The visitor, as he passes inland, will frequently observe upon the fronts of the clustering dwelling-houses attempts at representations of birds and various animals, looking like anything but what they are designed to depict, the most striking characteristic being the gaudy coloring and remarkable size. Pigeons present the colossal appearance of ostriches, and dogs are exceedingly elephantine in their proportions. Especially in the suburbs of Havana may this queer fancy be observed to a great extent, where attempts are made to depict domestic scenes, and the persons of either sex engaged in appropriate occupations. If such ludicrous objects were met with anywhere else but in Cuba, they would be called caricatures, but here they are regarded with the utmost complacency, and innocently considered as ornamental.4646
  "On the fronts of the shops and houses, and on plastered walls by the way-side, you continually see painted birds, and beasts, and creeping things, men and women in their various vocations and amusements, and some things and some images not strictly forbidden by the letter of the commandment, being like nothing in heaven above, or in the earth beneath, or in the waters under the earth!" —Rev. Abiel Abbot's Letters.

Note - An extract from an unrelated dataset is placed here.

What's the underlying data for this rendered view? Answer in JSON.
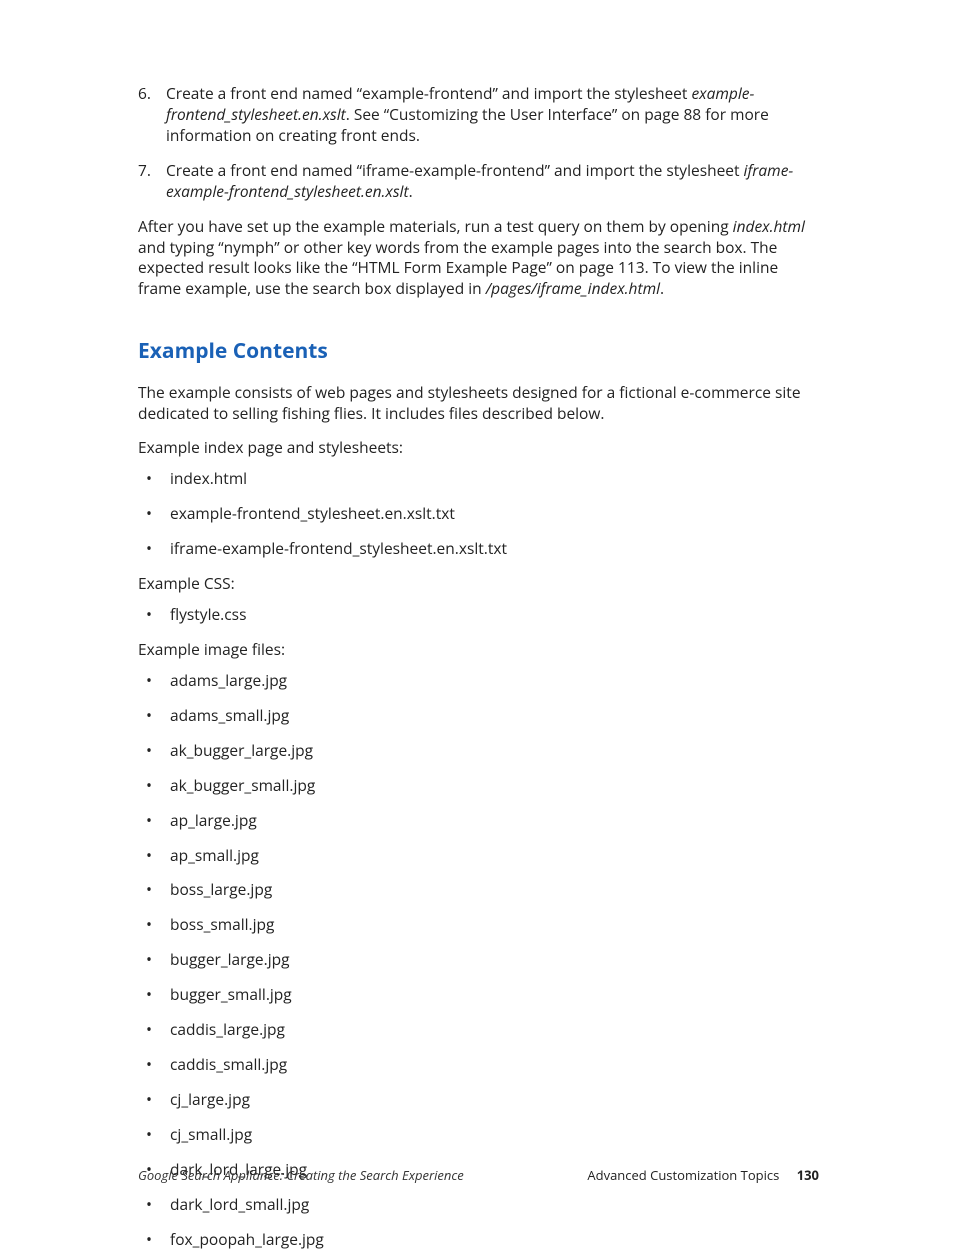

Somehow this is a very general passion among the humbler classes, and is observable in the vicinity of Matanzas and Cardenas, as well as far inland, at the small hamlets. The exterior of the town houses is generally tinted blue, or some brown color, to protect the eyes of the inhabitants from the powerful reflection of the ever-shining sun.

One of the most petty and annoying experiences that the traveller upon the island is sure to meet with, is the arbitrary tax of time, trouble and money to which he is sure to be subjected by the petty officials of every rank in the employment of government; for, by a regular and legalized system of arbitrary taxation upon strangers, a large revenue is realized. Thus, the visitor is compelled to pay some five dollars for a landing permit, and a larger sum, say seven dollars, to get away again. If he desires to pass out of the city where he has landed, a fresh permit and passport are required, at a further expense, though you bring one from home signed by the Spanish consul of the port where you embarked, and have already been adjudged by the local authorities. Besides all this, you are watched, and your simplest movements noted down and reported daily to the captain of police, who takes the liberty of stopping and examining all your newspapers, few of which are ever permitted to be delivered to their address; and, if you are thought to be a suspicious person, your letters, like your papers, are unhesitatingly devoted to "government purposes."

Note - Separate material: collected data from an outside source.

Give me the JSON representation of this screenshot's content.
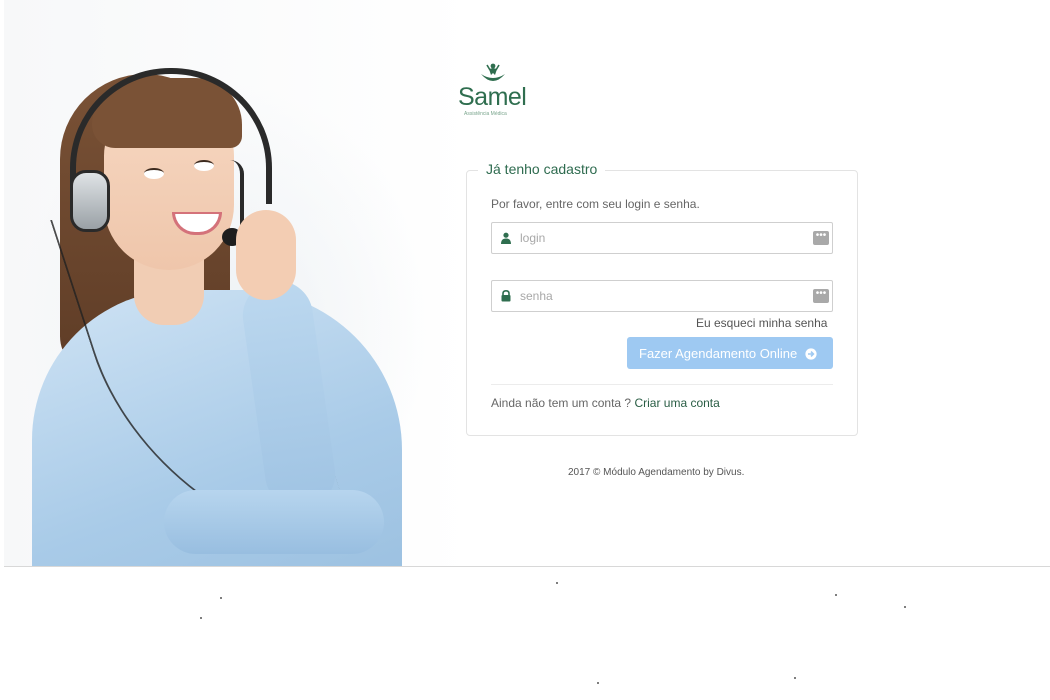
{
  "logo": {
    "name": "Samel",
    "subtitle": "Assistência Médica"
  },
  "login_panel": {
    "legend": "Já tenho cadastro",
    "intro": "Por favor, entre com seu login e senha.",
    "login_field": {
      "placeholder": "login",
      "value": "",
      "icon": "user-icon"
    },
    "password_field": {
      "placeholder": "senha",
      "value": "",
      "icon": "lock-icon"
    },
    "field_action_icon": "ellipsis-icon",
    "forgot_link": "Eu esqueci minha senha",
    "submit_label": "Fazer Agendamento Online",
    "submit_icon": "arrow-circle-right-icon",
    "signup_prompt": "Ainda não tem um conta ?",
    "signup_link": "Criar uma conta"
  },
  "footer": {
    "text": "2017 © Módulo Agendamento by Divus."
  },
  "colors": {
    "brand_green": "#2f6e4f",
    "button_blue": "#9ec9f2",
    "link_green": "#2a5e45"
  }
}
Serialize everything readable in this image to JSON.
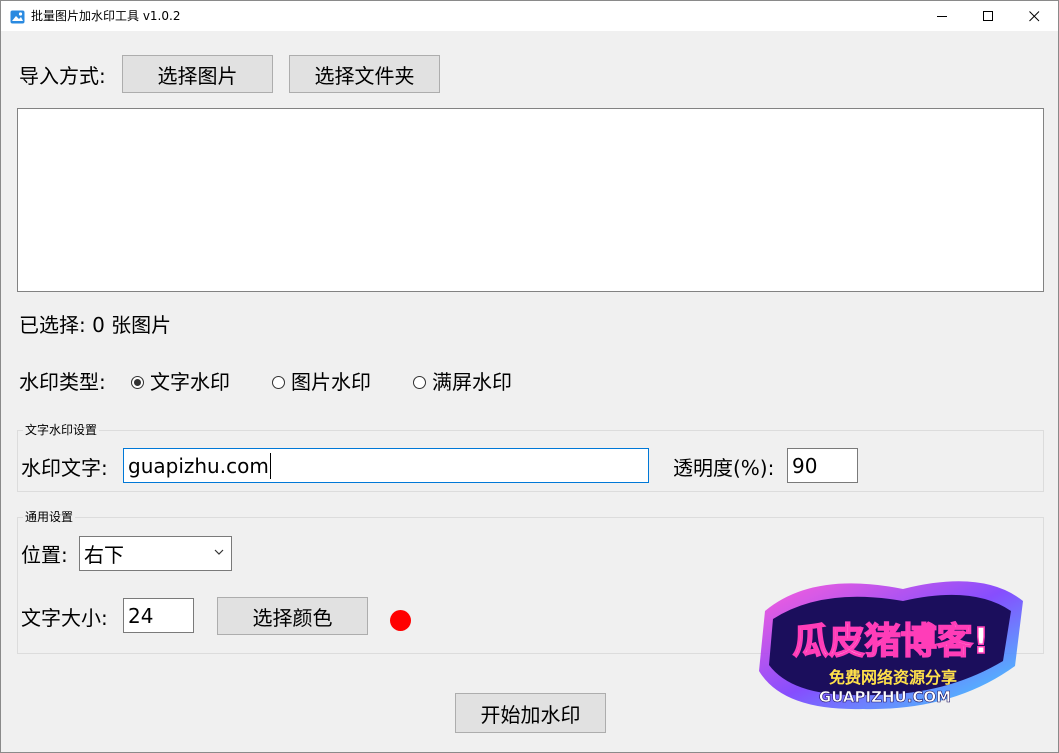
{
  "window": {
    "title": "批量图片加水印工具 v1.0.2"
  },
  "import": {
    "label": "导入方式:",
    "select_images": "选择图片",
    "select_folder": "选择文件夹"
  },
  "selection": {
    "count_text": "已选择: 0 张图片"
  },
  "watermark_type": {
    "label": "水印类型:",
    "options": [
      {
        "label": "文字水印",
        "checked": true
      },
      {
        "label": "图片水印",
        "checked": false
      },
      {
        "label": "满屏水印",
        "checked": false
      }
    ]
  },
  "text_settings": {
    "group_title": "文字水印设置",
    "text_label": "水印文字:",
    "text_value": "guapizhu.com",
    "opacity_label": "透明度(%):",
    "opacity_value": "90"
  },
  "general_settings": {
    "group_title": "通用设置",
    "position_label": "位置:",
    "position_value": "右下",
    "size_label": "文字大小:",
    "size_value": "24",
    "color_button": "选择颜色",
    "color_value": "#ff0000"
  },
  "actions": {
    "start": "开始加水印"
  },
  "logo": {
    "line1": "瓜皮猪博客!",
    "line2": "免费网络资源分享",
    "line3": "GUAPIZHU.COM"
  },
  "colors": {
    "accent": "#0078d7",
    "background": "#f0f0f0",
    "button": "#e1e1e1"
  }
}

An evidence of the jealous care which is exercised to prevent strangers from carrying away any information in detail relative to the island, was evinced to the writer in a tangible form on one occasion in the Paseo de Isabella. A young French artist had opened his portfolio, and was sketching one of the prominent statues that grace the spot, when an officer stepped up to him, and, taking possession of his pencil and other materials, conducted him at once before some city official within the walls of Havana. Here he was informed that he could not be allowed to sketch even a tree without a permit signed by the captain-general. As this was the prominent object of the Frenchman's visit to the island, and as he was really a professional artist sketching for self-improvement, he succeeded, after a while, in convincing the authorities of these facts, and he was then, as a great favor, supplied with a permit (for which he was compelled to pay an exorbitant fee), which guaranteed to him the privilege of sketching, with certain restrictions as to fortifications, military posts, and harbor views; the same, however, to expire after ninety days from the date.